Ukraine war ‘shows need for HE to create more tolerant world’

Ukrainian MP, scholar and ex-deputy education minister tells universities not to offer scholarships to Russian students in summit speech

April 26, 2022

Russia’s war against Ukraine shows the need for higher education not just to deliver economic benefits, but to have a broader mission of making society more open, inclusive, tolerant and caring, according to a Ukrainian academic and former minister.

Inna Sovsun, a professor at the Kyiv School of Economics, delivered a video address to the Times Higher Education Innovation and Impact Summit, hosted by KTH Royal Institute of Technology in Stockholm, in which she also urged foreign universities not to offer scholarships to Russian students.

Speaking from western Ukraine amid air raid warnings, Professor Sovsun, who has been separated from her son for much of the time since the Russian invasion began in February, said that the Russian army had “destroyed over 1,000 educational institutions all over Ukraine”. These were “kindergartens, schools, university colleges, research institutions, some of them are damaged beyond repairing, so they will just have to be destroyed completely and rebuilt from scratch”.

The invasion showed that the role of higher education was not only about economic development, argued Professor Sovsun, an MP for the liberal, pro-European Holos party, who was deputy education minister between 2014 and 2016.

“It is about making societies better, not better off – just better,” she said. “Making them more open, more inclusive, and more tolerant and more caring about each other. That is something that Russian society doesn’t have today.

“That is something that we are fighting for here in Ukraine, not just to be richer, but actually to be better. And I think that this should be part of educational mission as well…Not just about making money, but again, making societies better – and that will take an effort to reroute high education from this pure economic route to this broader mission.”
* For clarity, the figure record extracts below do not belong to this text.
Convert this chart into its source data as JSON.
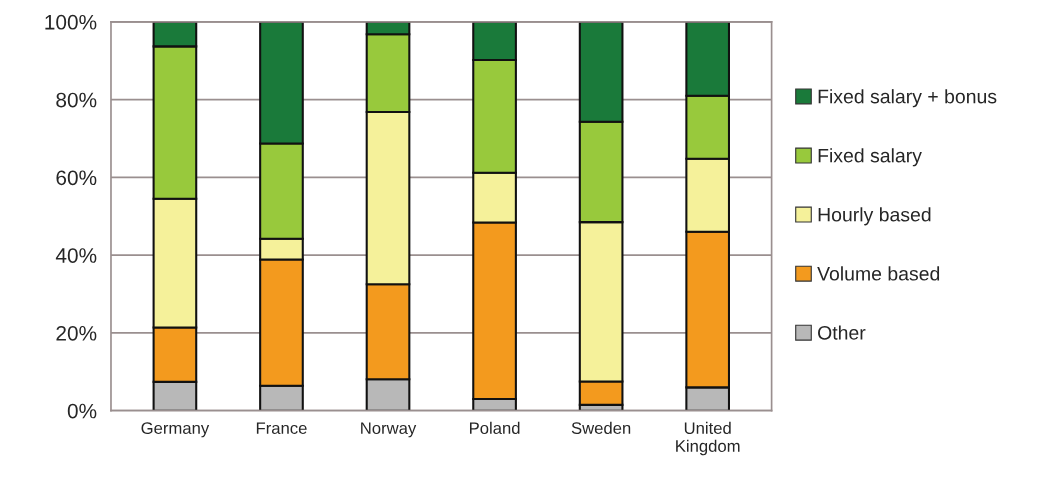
{
  "chart_data": {
    "type": "bar",
    "stacked": true,
    "categories": [
      "Germany",
      "France",
      "Norway",
      "Poland",
      "Sweden",
      "United\nKingdom"
    ],
    "series": [
      {
        "name": "Other",
        "color": "#b8b8b8",
        "values": [
          7.4,
          6.4,
          8.1,
          3.0,
          1.5,
          6.0
        ]
      },
      {
        "name": "Volume based",
        "color": "#f39a1e",
        "values": [
          14.0,
          32.5,
          24.4,
          45.4,
          6.0,
          40.0
        ]
      },
      {
        "name": "Hourly based",
        "color": "#f5f19a",
        "values": [
          33.1,
          5.3,
          44.3,
          12.8,
          41.0,
          18.8
        ]
      },
      {
        "name": "Fixed salary",
        "color": "#98c93c",
        "values": [
          39.2,
          24.5,
          20.0,
          29.0,
          25.8,
          16.2
        ]
      },
      {
        "name": "Fixed salary + bonus",
        "color": "#1a7a3a",
        "values": [
          6.3,
          31.3,
          3.2,
          9.8,
          25.7,
          19.0
        ]
      }
    ],
    "ylim": [
      0,
      100
    ],
    "yticks": [
      {
        "value": 0,
        "label": "0%"
      },
      {
        "value": 20,
        "label": "20%"
      },
      {
        "value": 40,
        "label": "40%"
      },
      {
        "value": 60,
        "label": "60%"
      },
      {
        "value": 80,
        "label": "80%"
      },
      {
        "value": 100,
        "label": "100%"
      }
    ],
    "grid": "y",
    "legend": "right"
  }
}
Professor Sovsun also said that military research was being shown as one example “where those goals of making societies rich and making societies better contradict each other”.
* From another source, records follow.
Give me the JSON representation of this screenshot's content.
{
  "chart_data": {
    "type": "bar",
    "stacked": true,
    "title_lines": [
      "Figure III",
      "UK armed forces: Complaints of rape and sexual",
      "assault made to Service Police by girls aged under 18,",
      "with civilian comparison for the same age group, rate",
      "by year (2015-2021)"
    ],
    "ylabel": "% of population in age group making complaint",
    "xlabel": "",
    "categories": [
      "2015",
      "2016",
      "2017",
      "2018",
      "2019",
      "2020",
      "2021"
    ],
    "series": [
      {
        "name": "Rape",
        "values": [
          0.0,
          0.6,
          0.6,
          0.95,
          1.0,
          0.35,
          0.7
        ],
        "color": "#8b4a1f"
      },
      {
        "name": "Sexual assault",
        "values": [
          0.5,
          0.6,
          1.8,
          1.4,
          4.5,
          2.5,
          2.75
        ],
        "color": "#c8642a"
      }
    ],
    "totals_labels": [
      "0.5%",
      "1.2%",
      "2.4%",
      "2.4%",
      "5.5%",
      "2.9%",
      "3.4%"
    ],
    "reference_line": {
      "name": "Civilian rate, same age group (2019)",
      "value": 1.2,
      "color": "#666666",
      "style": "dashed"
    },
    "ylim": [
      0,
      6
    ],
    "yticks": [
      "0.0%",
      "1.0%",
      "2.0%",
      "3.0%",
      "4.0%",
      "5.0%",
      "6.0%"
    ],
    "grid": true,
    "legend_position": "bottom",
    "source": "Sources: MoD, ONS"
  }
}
“We do know that for the past eight years, Russia was able to get access to lots of research, and actually weapons developed based on that research, from European countries,” said Professor Sovsun. “And today they use…the results of [that] research and the weapons that they bought from Germany and France, with a single goal: to kill Ukrainians.”

She added: “Did that make French and German societies better off? Well yes, it did. Did that make them better? Was that the right choice to do? Well, I believe the answer to that question is pretty obvious today. It’s not always about economics.”
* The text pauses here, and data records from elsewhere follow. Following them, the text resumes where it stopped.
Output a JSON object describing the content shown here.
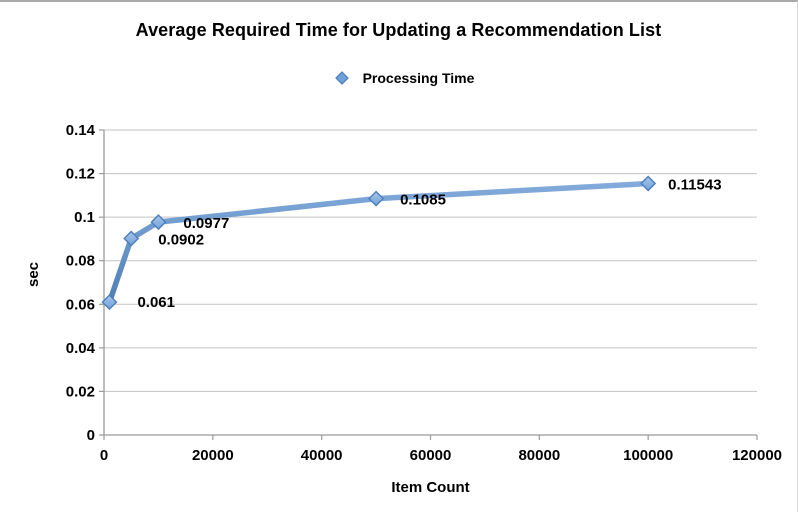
{
  "chart_data": {
    "type": "line",
    "title": "Average Required Time for Updating a Recommendation List",
    "xlabel": "Item Count",
    "ylabel": "sec",
    "legend": "Processing Time",
    "legend_position": "top-center",
    "grid": "horizontal",
    "xlim": [
      0,
      120000
    ],
    "ylim": [
      0,
      0.14
    ],
    "xticks": [
      {
        "v": 0,
        "label": "0"
      },
      {
        "v": 20000,
        "label": "20000"
      },
      {
        "v": 40000,
        "label": "40000"
      },
      {
        "v": 60000,
        "label": "60000"
      },
      {
        "v": 80000,
        "label": "80000"
      },
      {
        "v": 100000,
        "label": "100000"
      },
      {
        "v": 120000,
        "label": "120000"
      }
    ],
    "yticks": [
      {
        "v": 0,
        "label": "0"
      },
      {
        "v": 0.02,
        "label": "0.02"
      },
      {
        "v": 0.04,
        "label": "0.04"
      },
      {
        "v": 0.06,
        "label": "0.06"
      },
      {
        "v": 0.08,
        "label": "0.08"
      },
      {
        "v": 0.1,
        "label": "0.1"
      },
      {
        "v": 0.12,
        "label": "0.12"
      },
      {
        "v": 0.14,
        "label": "0.14"
      }
    ],
    "series": [
      {
        "name": "Processing Time",
        "marker": "diamond",
        "points": [
          {
            "x": 1000,
            "y": 0.061,
            "label": "0.061"
          },
          {
            "x": 5000,
            "y": 0.0902,
            "label": "0.0902"
          },
          {
            "x": 10000,
            "y": 0.0977,
            "label": "0.0977"
          },
          {
            "x": 50000,
            "y": 0.1085,
            "label": "0.1085"
          },
          {
            "x": 100000,
            "y": 0.11543,
            "label": "0.11543"
          }
        ]
      }
    ],
    "colors": {
      "line_gradient_top": "#82ABDB",
      "line_gradient_bottom": "#4E7FB5",
      "marker_gradient_top": "#A9C7E9",
      "marker_gradient_bottom": "#6FA0D8",
      "marker_stroke": "#4D7EBC",
      "grid": "#C3C3C3",
      "axis": "#9B9B9B",
      "text": "#000000"
    }
  }
}
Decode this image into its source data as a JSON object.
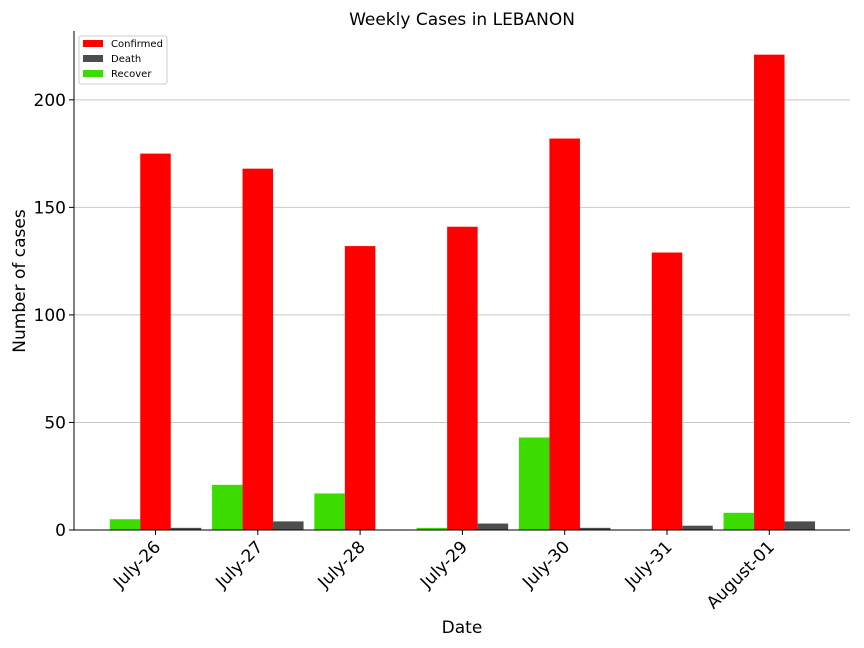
{
  "chart_data": {
    "type": "bar",
    "title": "Weekly Cases in LEBANON",
    "xlabel": "Date",
    "ylabel": "Number of cases",
    "categories": [
      "July-26",
      "July-27",
      "July-28",
      "July-29",
      "July-30",
      "July-31",
      "August-01"
    ],
    "series": [
      {
        "name": "Recover",
        "color": "#3ddc00",
        "values": [
          5,
          21,
          17,
          1,
          43,
          0,
          8
        ]
      },
      {
        "name": "Confirmed",
        "color": "#ff0000",
        "values": [
          175,
          168,
          132,
          141,
          182,
          129,
          221
        ]
      },
      {
        "name": "Death",
        "color": "#4d4d4d",
        "values": [
          1,
          4,
          0,
          3,
          1,
          2,
          4
        ]
      }
    ],
    "legend_order": [
      "Confirmed",
      "Death",
      "Recover"
    ],
    "legend_position": "top-left",
    "ylim": [
      0,
      232
    ],
    "yticks": [
      0,
      50,
      100,
      150,
      200
    ],
    "grid": "horizontal"
  }
}
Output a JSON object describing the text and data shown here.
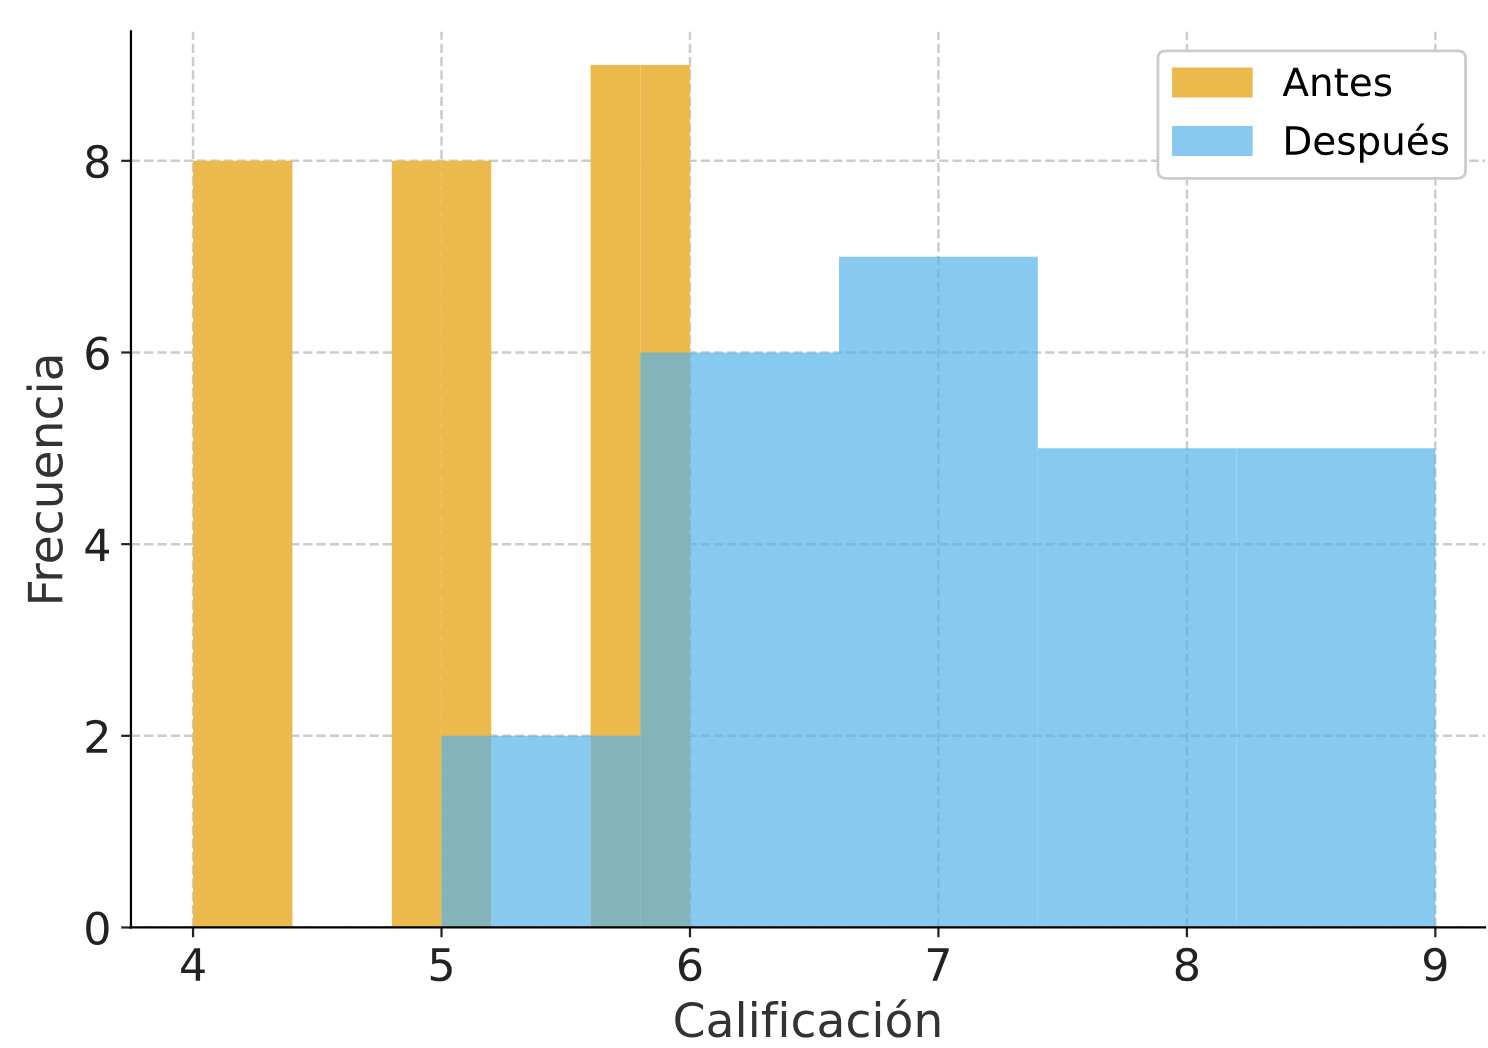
{
  "chart_data": {
    "type": "histogram",
    "xlabel": "Calificación",
    "ylabel": "Frecuencia",
    "bins": [
      4.0,
      4.4,
      4.8,
      5.0,
      5.2,
      5.6,
      5.8,
      6.0,
      6.6,
      7.4,
      8.2,
      9.0
    ],
    "series": [
      {
        "name": "Antes",
        "color": "#ecb94c",
        "values": [
          8,
          0,
          8,
          8,
          0,
          9,
          9,
          null,
          null,
          null,
          null
        ]
      },
      {
        "name": "Después",
        "color": "#89c9ef",
        "values": [
          null,
          null,
          null,
          2,
          2,
          2,
          6,
          6,
          7,
          5,
          5
        ]
      }
    ],
    "xlim": [
      3.75,
      9.2
    ],
    "ylim": [
      0,
      9.35
    ],
    "xticks": [
      4,
      5,
      6,
      7,
      8,
      9
    ],
    "yticks": [
      0,
      2,
      4,
      6,
      8
    ],
    "grid": true,
    "legend": "top right"
  }
}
While Professor Sovsun welcomed the scholarships offered to Ukrainian students by universities beyond Ukraine, she said she had “also learned that many universities in defining the victims of this war also add Russian students”.

“Comparing the level of suffering of Ukrainians and Russians today is wrong,” she added. “There is no way that those two can be equalised.”

If Western universities offer scholarships to Russian students as well as Ukrainians, “you also add in people who are supporting this war against my country today”, she argued. “So I’m just asking you not to do that.”